Quite regularly, Janet and Stephanie are invited to witness when a group of lawyers ‘sends a case’ to the International Criminal Court. Of course, we know, and you know, it doesn’t quite work like that.
In fact, the ICC receives communications. And only much later does the prosecutor’s office let us know how they’ve analysed all the information: Where did the crimes happen – in an ICC member country? Is it a crime under the Rome Statute? Are the crimes serious? Etc etc.
But ever since judges agreed with the prosecution that the court could deal with crimes committed in Myanmar (not a member country) because they continued into Bangladesh (member country), we have been watching various legal contortions. One ripple effect may be the ICC tackling Syria (not a member) crimes via Jordan (member). Now we’ve been asked to consider very serious alleged crimes against the Uighur muslim community, in China (not a member) via the crimes beginning in Tajikistan or Cambodia (members).
We’ve discussed how it works before with Amsterdam law professor Kevin Jon Heller, in a big meaty episode where get into the detail.

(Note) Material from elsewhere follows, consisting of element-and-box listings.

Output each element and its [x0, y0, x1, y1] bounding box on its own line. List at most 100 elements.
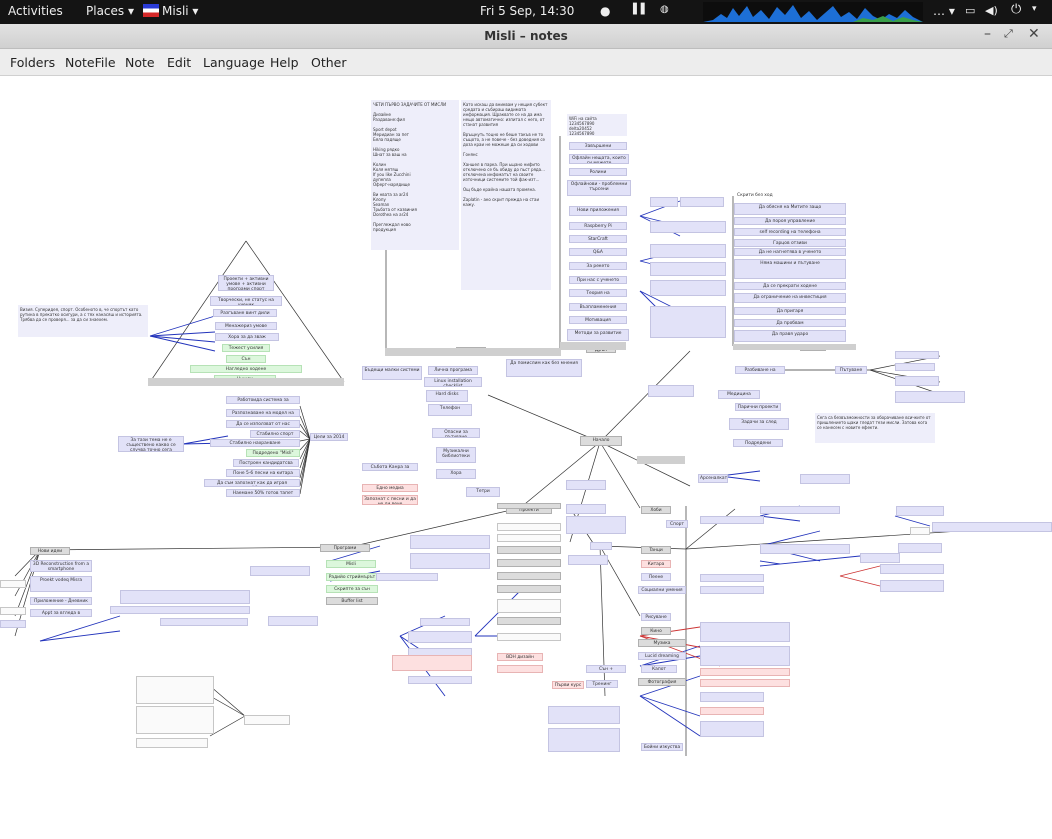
note[interactable]	[650, 262, 726, 276]
note[interactable]	[497, 599, 561, 613]
note[interactable]: Приложение - Дневник	[30, 597, 92, 605]
note[interactable]	[898, 543, 942, 553]
note-canvas[interactable]: ЧЕТИ ПЪРВО ЗАДАЧИТЕ ОТ МИСЛИ Дизайне Разда…	[0, 76, 1052, 839]
note[interactable]: Да ограничение на инвестиция	[734, 293, 846, 303]
note[interactable]: Нагледно ходене	[190, 365, 302, 373]
note[interactable]	[497, 523, 561, 531]
note[interactable]: Социални умения	[638, 586, 686, 594]
note[interactable]: Разбиване на статусите	[735, 366, 785, 374]
note[interactable]	[497, 546, 561, 554]
note[interactable]	[497, 534, 561, 542]
note[interactable]	[268, 616, 318, 626]
note[interactable]: Q&A	[569, 248, 627, 256]
note[interactable]	[250, 566, 310, 576]
note[interactable]	[497, 559, 561, 567]
note[interactable]: Подредено "Misli"	[246, 449, 300, 457]
note[interactable]: Построен кандидатсва	[233, 459, 299, 467]
note[interactable]: Проекти + активни умове + активни програ…	[218, 275, 274, 291]
note[interactable]	[566, 480, 606, 490]
note[interactable]: Методи за развитие	[567, 329, 629, 341]
note[interactable]: Да правя ударо	[734, 330, 846, 342]
text-note[interactable]: Визия. Суперидея, спорт. Особеното в, че…	[18, 305, 148, 337]
note[interactable]: StarCraft	[569, 235, 627, 243]
note[interactable]: Proekt vodeq Misra	[30, 576, 92, 592]
note[interactable]: BDH дизайн	[497, 653, 543, 661]
note[interactable]: Начало	[580, 436, 622, 446]
note[interactable]	[760, 506, 840, 514]
note[interactable]	[497, 572, 561, 580]
note[interactable]: Да се прекрати ходене	[734, 282, 846, 290]
menu-edit[interactable]: Edit	[167, 55, 191, 70]
note[interactable]: Опасни за пътуване	[432, 428, 480, 438]
note[interactable]	[590, 542, 612, 550]
big-text-note[interactable]: ЧЕТИ ПЪРВО ЗАДАЧИТЕ ОТ МИСЛИ Дизайне Разда…	[371, 100, 459, 250]
circle-icon[interactable]: ◍	[660, 4, 669, 15]
note[interactable]: Ролини	[569, 168, 627, 176]
note[interactable]	[120, 590, 250, 604]
note[interactable]: Китара	[641, 560, 671, 568]
note[interactable]	[410, 553, 490, 569]
note[interactable]: Тренинг	[586, 680, 618, 688]
note[interactable]: Запознат с песни и да не ли вече	[362, 495, 418, 505]
system-monitor-graph[interactable]	[703, 2, 923, 22]
note[interactable]: Музикални библиотеки	[436, 447, 476, 463]
app-menu[interactable]: Misli ▾	[162, 4, 198, 18]
note[interactable]: 3D Reconstruction from a smartphone	[30, 560, 92, 572]
note[interactable]	[136, 706, 214, 734]
note[interactable]	[700, 692, 764, 702]
menu-folders[interactable]: Folders	[10, 55, 55, 70]
note[interactable]: Мотивация	[569, 316, 627, 324]
note[interactable]: Да съм запознат как да играя волейбол	[204, 479, 300, 487]
note[interactable]	[700, 668, 790, 676]
note[interactable]	[700, 679, 790, 687]
note[interactable]: Сън	[226, 355, 266, 363]
note[interactable]	[548, 728, 620, 752]
note[interactable]	[0, 580, 26, 588]
note[interactable]	[860, 553, 900, 563]
note[interactable]	[895, 376, 939, 386]
note[interactable]	[497, 665, 543, 673]
note[interactable]	[700, 622, 790, 642]
note[interactable]: Първи курс	[552, 681, 584, 689]
note[interactable]: Пеене	[641, 573, 671, 581]
text-note[interactable]: Сега са безвъзможности за оборачиване вс…	[815, 413, 935, 443]
maximize-icon[interactable]: ⤢	[1004, 27, 1013, 41]
activities-button[interactable]: Activities	[8, 4, 63, 18]
note[interactable]	[136, 676, 214, 704]
note[interactable]	[932, 522, 1052, 532]
note[interactable]: Едно медиа подкрепяне	[362, 484, 418, 492]
note[interactable]	[244, 715, 290, 725]
note[interactable]: Бъдещи малки системи	[362, 366, 422, 380]
note[interactable]: Нови приложения	[569, 206, 627, 216]
note[interactable]: Цели за 2014	[310, 433, 348, 441]
note[interactable]	[700, 586, 764, 594]
note[interactable]: Творчески, не статус на ученик	[210, 296, 282, 306]
note[interactable]: Да не нагнетява в ученето	[734, 248, 846, 256]
note[interactable]	[700, 707, 764, 715]
note[interactable]: Да обясня на Митите защо	[734, 203, 846, 215]
note[interactable]: Misli	[326, 560, 376, 568]
close-icon[interactable]: ✕	[1028, 26, 1040, 42]
note[interactable]: Спорт	[666, 520, 688, 528]
network-icon[interactable]: ▭	[965, 4, 975, 17]
note[interactable]: Медицина	[718, 390, 760, 399]
note[interactable]: Linux installation checklist	[424, 377, 482, 387]
note[interactable]	[880, 564, 944, 574]
note[interactable]: Скрити без ход	[736, 192, 806, 199]
note[interactable]: Пътуване	[835, 366, 867, 374]
places-menu[interactable]: Places ▾	[86, 4, 134, 18]
note[interactable]: Да помислим как без мнения	[506, 359, 582, 377]
note[interactable]: Buffer list	[326, 597, 378, 605]
power-icon[interactable]: ⏻	[1011, 2, 1021, 17]
note[interactable]: Капот	[641, 665, 677, 673]
note[interactable]	[650, 221, 726, 233]
note[interactable]: Теория на съглашенията	[569, 289, 627, 297]
note[interactable]	[568, 555, 608, 565]
note[interactable]: Hard disks	[426, 390, 468, 402]
note[interactable]	[650, 306, 726, 338]
note[interactable]: За рекето	[569, 262, 627, 270]
note[interactable]	[392, 655, 472, 671]
note[interactable]	[566, 516, 626, 534]
note[interactable]: Гарцов отзиви	[734, 239, 846, 247]
note[interactable]: Радийо стриймърът	[326, 573, 378, 581]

But this time we’re just reporting on this latest China/Uighur/Tajikistan attempt. It’s made headlines in some international press, here and here for example. And adds another twist for those who want the court to be more active and universal and for those who think it should focus on what’s doable. Could it show the court is prepared to go after big human rights offenders? Is it really practical to take on another UN Security Council member?